There are no adequate and well-controlled studies of the use of guanfacine during pregnancy. Guanfacine should only be used during pregnancy when it is considered essential to achieve therapeutic goals in the mother. Further, guanfacine is not recommended in the treatment of acute hypertension associated with toxemia of pregnancy. If an antihypertensive drug is needed during pregnancy, other agents are preferred, such as methyldopa, for which there are data regarding safety and efficacy in pregnancy. For ADHD treatment, the risks and benefits of continuing or discontinuing guanfacine during pregnancy requires careful consideration. Animal studies have not indicated a risk for developmental toxicity; no fetal harm was observed in rats and rabbits with administration of guanfacine at 4 and 2.7 times, respectively, the maximum recommended human dose (MRHD). Higher doses (13.5 times the MRHD in both rabbits and rats) were associated with reduced fetal survival and maternal toxicity. Animal studies are not always predictive of human response. There is no information available on the effects of guanfacine on the course of labor and obstetric delivery.

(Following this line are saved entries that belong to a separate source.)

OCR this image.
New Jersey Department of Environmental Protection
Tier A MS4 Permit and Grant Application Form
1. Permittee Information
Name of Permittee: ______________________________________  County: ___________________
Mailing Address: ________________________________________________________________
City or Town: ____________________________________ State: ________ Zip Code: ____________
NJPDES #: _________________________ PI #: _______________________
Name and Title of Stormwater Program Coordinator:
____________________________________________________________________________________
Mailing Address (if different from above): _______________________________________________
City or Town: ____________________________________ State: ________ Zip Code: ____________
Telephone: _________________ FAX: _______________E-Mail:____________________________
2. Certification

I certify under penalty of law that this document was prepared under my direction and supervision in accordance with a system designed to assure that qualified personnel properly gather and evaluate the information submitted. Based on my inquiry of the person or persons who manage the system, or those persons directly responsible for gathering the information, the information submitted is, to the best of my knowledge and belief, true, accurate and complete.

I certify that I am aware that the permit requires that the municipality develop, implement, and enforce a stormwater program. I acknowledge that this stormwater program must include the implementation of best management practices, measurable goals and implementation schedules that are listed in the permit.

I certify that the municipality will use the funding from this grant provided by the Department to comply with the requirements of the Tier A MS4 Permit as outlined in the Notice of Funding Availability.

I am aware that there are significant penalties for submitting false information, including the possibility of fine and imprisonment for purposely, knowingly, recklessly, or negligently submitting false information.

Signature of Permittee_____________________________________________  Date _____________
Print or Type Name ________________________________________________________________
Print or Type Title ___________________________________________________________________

It is not known whether guanfacine is excreted in human milk; however, it is excreted into rat milk. Because many drugs are excreted in human milk, caution should be exercised when guanfacine is administered when a woman is breast-feeding an infant. The antihypertensives methyldopa, nifedipine, and the beta-blockers labetalol and propranolol are considered usually compatible with breast-feeding and may represent alternatives to consider for the treatment of hypertension during lactation. While excretion of captopril or enalapril into breast milk is also low, other agents are preferred for hypertensive lactating women taking higher doses of these drugs. Diuretics are generally not recommended since they can reduce the quality of milk production. For ADHD treatment, the risks and benefits of continuing guanfacine or discontinuing guanfacine to allow breast-feeding requires careful consideration. If used, observe breast-fed infants for sedation and somnolence.